Eskom's ballooning debt must be dealt with, Scopa warns
Cape Town - The challenge around the payment of more than R26 billion owed by municipalities to power utility Eskom is far from being resolved.
This is after it emerged at the meeting of the standing committee on public accounts (Scopa) on Wednesday that the inter-ministerial committee (IMC) on service delivery led by Deputy President David Mabuza has informed Parliament that it was not mandated to deal with the Eskom debt.
This was despite Scopa being previously informed by Cooperative Governance and Traditional Affairs Deputy Minister Parks Tau that the IMC has taken over the role of the defunct inter-ministerial task team (IMTT) in respect of Eskom's debt.
At the meeting were Cogta Minister Nkosazana Dlamini Zuma, the Eskom board and officials including CEO Andre de Ruyter, the National Treasury, the Department of Public Works and Infrastructure and the Office of the Auditor-General.

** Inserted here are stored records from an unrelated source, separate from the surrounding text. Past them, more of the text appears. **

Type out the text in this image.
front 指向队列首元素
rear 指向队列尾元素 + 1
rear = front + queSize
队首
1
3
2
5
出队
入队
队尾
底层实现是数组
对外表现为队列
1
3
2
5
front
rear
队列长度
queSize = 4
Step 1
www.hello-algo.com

Dlamini Zuma attended the meeting despite not being mandated to do so. She had previously been criticised by the committee when she did not pitch up when the matter was up for discussion.

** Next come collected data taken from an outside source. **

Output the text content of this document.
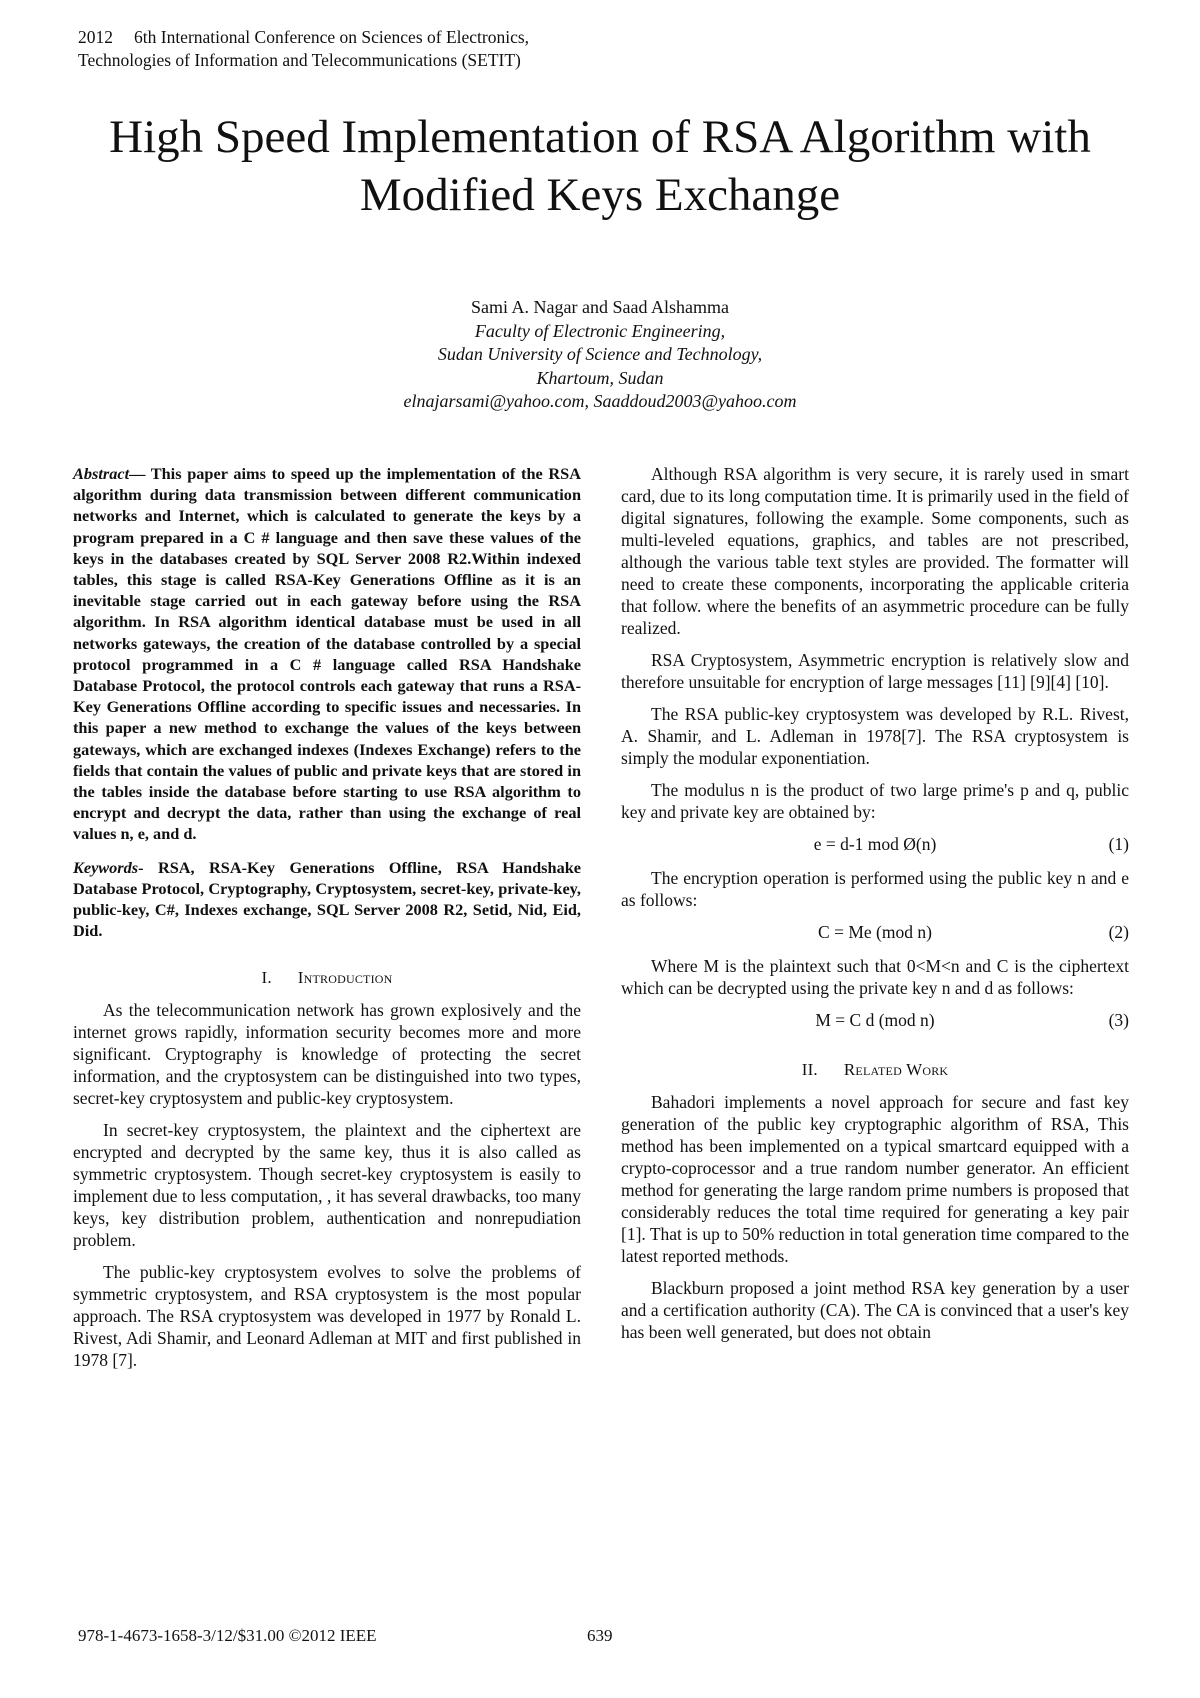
2012 6th International Conference on Sciences of Electronics,
Technologies of Information and Telecommunications (SETIT)
High Speed Implementation of RSA Algorithm with
Modified Keys Exchange
Sami A. Nagar and Saad Alshamma
Faculty of Electronic Engineering,
Sudan University of Science and Technology,
Khartoum, Sudan
elnajarsami@yahoo.com, Saaddoud2003@yahoo.com

Abstract— This paper aims to speed up the implementation of the RSA algorithm during data transmission between different communication networks and Internet, which is calculated to generate the keys by a program prepared in a C # language and then save these values of the keys in the databases created by SQL Server 2008 R2.Within indexed tables, this stage is called RSA-Key Generations Offline as it is an inevitable stage carried out in each gateway before using the RSA algorithm. In RSA algorithm identical database must be used in all networks gateways, the creation of the database controlled by a special protocol programmed in a C # language called RSA Handshake Database Protocol, the protocol controls each gateway that runs a RSA-Key Generations Offline according to specific issues and necessaries. In this paper a new method to exchange the values of the keys between gateways, which are exchanged indexes (Indexes Exchange) refers to the fields that contain the values of public and private keys that are stored in the tables inside the database before starting to use RSA algorithm to encrypt and decrypt the data, rather than using the exchange of real values n, e, and d.

Keywords- RSA, RSA-Key Generations Offline, RSA Handshake Database Protocol, Cryptography, Cryptosystem, secret-key, private-key, public-key, C#, Indexes exchange, SQL Server 2008 R2, Setid, Nid, Eid, Did.

I. Introduction

As the telecommunication network has grown explosively and the internet grows rapidly, information security becomes more and more significant. Cryptography is knowledge of protecting the secret information, and the cryptosystem can be distinguished into two types, secret-key cryptosystem and public-key cryptosystem.

In secret-key cryptosystem, the plaintext and the ciphertext are encrypted and decrypted by the same key, thus it is also called as symmetric cryptosystem. Though secret-key cryptosystem is easily to implement due to less computation, , it has several drawbacks, too many keys, key distribution problem, authentication and nonrepudiation problem.

The public-key cryptosystem evolves to solve the problems of symmetric cryptosystem, and RSA cryptosystem is the most popular approach. The RSA cryptosystem was developed in 1977 by Ronald L. Rivest, Adi Shamir, and Leonard Adleman at MIT and first published in 1978 [7].

Although RSA algorithm is very secure, it is rarely used in smart card, due to its long computation time. It is primarily used in the field of digital signatures, following the example. Some components, such as multi-leveled equations, graphics, and tables are not prescribed, although the various table text styles are provided. The formatter will need to create these components, incorporating the applicable criteria that follow. where the benefits of an asymmetric procedure can be fully realized.

RSA Cryptosystem, Asymmetric encryption is relatively slow and therefore unsuitable for encryption of large messages [11] [9][4] [10].

The RSA public-key cryptosystem was developed by R.L. Rivest, A. Shamir, and L. Adleman in 1978[7]. The RSA cryptosystem is simply the modular exponentiation.

The modulus n is the product of two large prime's p and q, public key and private key are obtained by:

e = d-1 mod Ø(n)	(1)

The encryption operation is performed using the public key n and e as follows:

C = Me (mod n)	(2)

Where M is the plaintext such that 0<M<n and C is the ciphertext which can be decrypted using the private key n and d as follows:

M = C d (mod n)	(3)
II. Related Work

Bahadori implements a novel approach for secure and fast key generation of the public key cryptographic algorithm of RSA, This method has been implemented on a typical smartcard equipped with a crypto-coprocessor and a true random number generator. An efficient method for generating the large random prime numbers is proposed that considerably reduces the total time required for generating a key pair [1]. That is up to 50% reduction in total generation time compared to the latest reported methods.

Blackburn proposed a joint method RSA key generation by a user and a certification authority (CA). The CA is convinced that a user's key has been well generated, but does not obtain

978-1-4673-1658-3/12/$31.00 ©2012 IEEE	639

Briefing the meeting, Scopa chairperson Mkhuleko Hlengwa said Mabuza's parliamentary counsellor Hope Papo had in correspondence to the committee informed them that the IMC has not been mandated to deal with the Eskom debt.
"We are likely to be saddled with the Eskom debt for the longest time until we deal with it," Hlengwa said.

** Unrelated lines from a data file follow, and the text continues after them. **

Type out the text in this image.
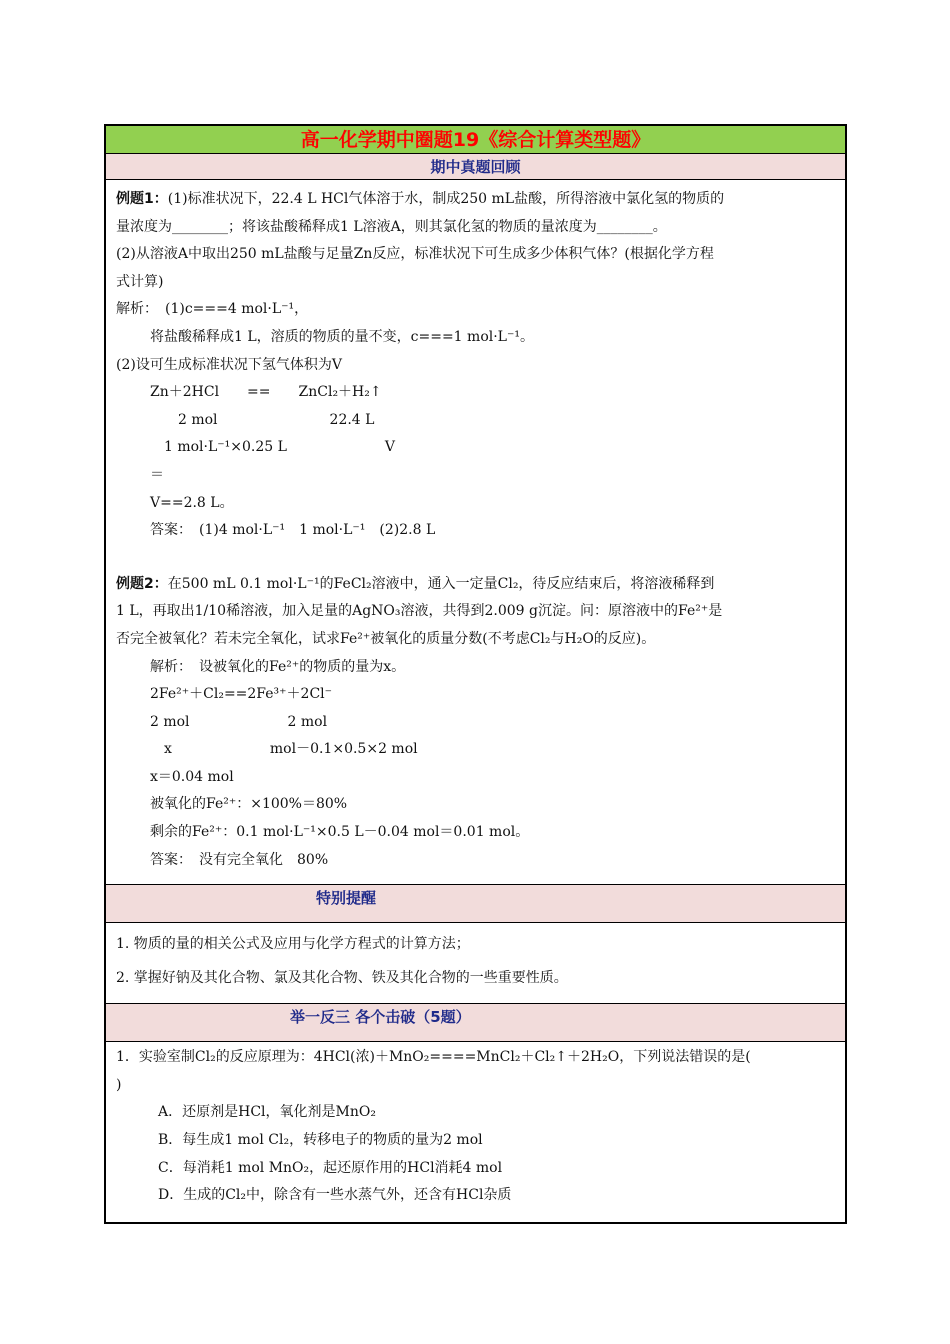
高一化学期中圈题19《综合计算类型题》
期中真题回顾
例题1：(1)标准状况下，22.4 L HCl气体溶于水，制成250 mL盐酸，所得溶液中氯化氢的物质的
量浓度为________；将该盐酸稀释成1 L溶液A，则其氯化氢的物质的量浓度为________。
(2)从溶液A中取出250 mL盐酸与足量Zn反应，标准状况下可生成多少体积气体？(根据化学方程
式计算)
解析：　(1)c===4 mol·L⁻¹，
将盐酸稀释成1 L，溶质的物质的量不变，c===1 mol·L⁻¹。
(2)设可生成标准状况下氢气体积为V
Zn＋2HCl　　==　　ZnCl₂＋H₂↑
　　2 mol　　　　　　　　22.4 L
　1 mol·L⁻¹×0.25 L　　　　　　　V
＝
V==2.8 L。
答案：　(1)4 mol·L⁻¹　1 mol·L⁻¹　(2)2.8 L
例题2：在500 mL 0.1 mol·L⁻¹的FeCl₂溶液中，通入一定量Cl₂，待反应结束后，将溶液稀释到
1 L，再取出1/10稀溶液，加入足量的AgNO₃溶液，共得到2.009 g沉淀。问：原溶液中的Fe²⁺是
否完全被氧化？若未完全氧化，试求Fe²⁺被氧化的质量分数(不考虑Cl₂与H₂O的反应)。
解析：　设被氧化的Fe²⁺的物质的量为x。
2Fe²⁺＋Cl₂==2Fe³⁺＋2Cl⁻
2 mol　　　　　　　2 mol
　x　　　　　　　mol－0.1×0.5×2 mol
x＝0.04 mol
被氧化的Fe²⁺：×100%＝80%
剩余的Fe²⁺：0.1 mol·L⁻¹×0.5 L－0.04 mol＝0.01 mol。
答案：　没有完全氧化　80%
特别提醒
1. 物质的量的相关公式及应用与化学方程式的计算方法；
2. 掌握好钠及其化合物、氯及其化合物、铁及其化合物的一些重要性质。
举一反三 各个击破（5题）
1．实验室制Cl₂的反应原理为：4HCl(浓)＋MnO₂====MnCl₂＋Cl₂↑＋2H₂O，下列说法错误的是(
)
A．还原剂是HCl，氧化剂是MnO₂
B．每生成1 mol Cl₂，转移电子的物质的量为2 mol
C．每消耗1 mol MnO₂，起还原作用的HCl消耗4 mol
D．生成的Cl₂中，除含有一些水蒸气外，还含有HCl杂质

"We want the debt paid. That is the issue," he said.
Hlengwa noted that the debt had skyrocketed under the defunct IMTT and that the government was not willing to discuss it other than related technical and policy matters.
"That must be dealt with by the portfolio committee. The issue is that the debt must be paid," he said.
After deliberations, Hlengwa said that a meeting would be called on March 18 to discuss the Eskom debt.
He said communication would be sent to Mabuza, Minister in the Presidency Jackson Mthembu, Cogta, National Treasury, Salga, MECs where most defaulting municipalities were located and Eskom.
"What is clear is that there is no common approach. That is where the entire exercise falls on its face. We are to create our own structure," Hlengwa said.
"There is an unprecedented level of incompetence to do the right things and to coordinate properly...It is as if nobody recognises there is a crisis," Hlengwa added.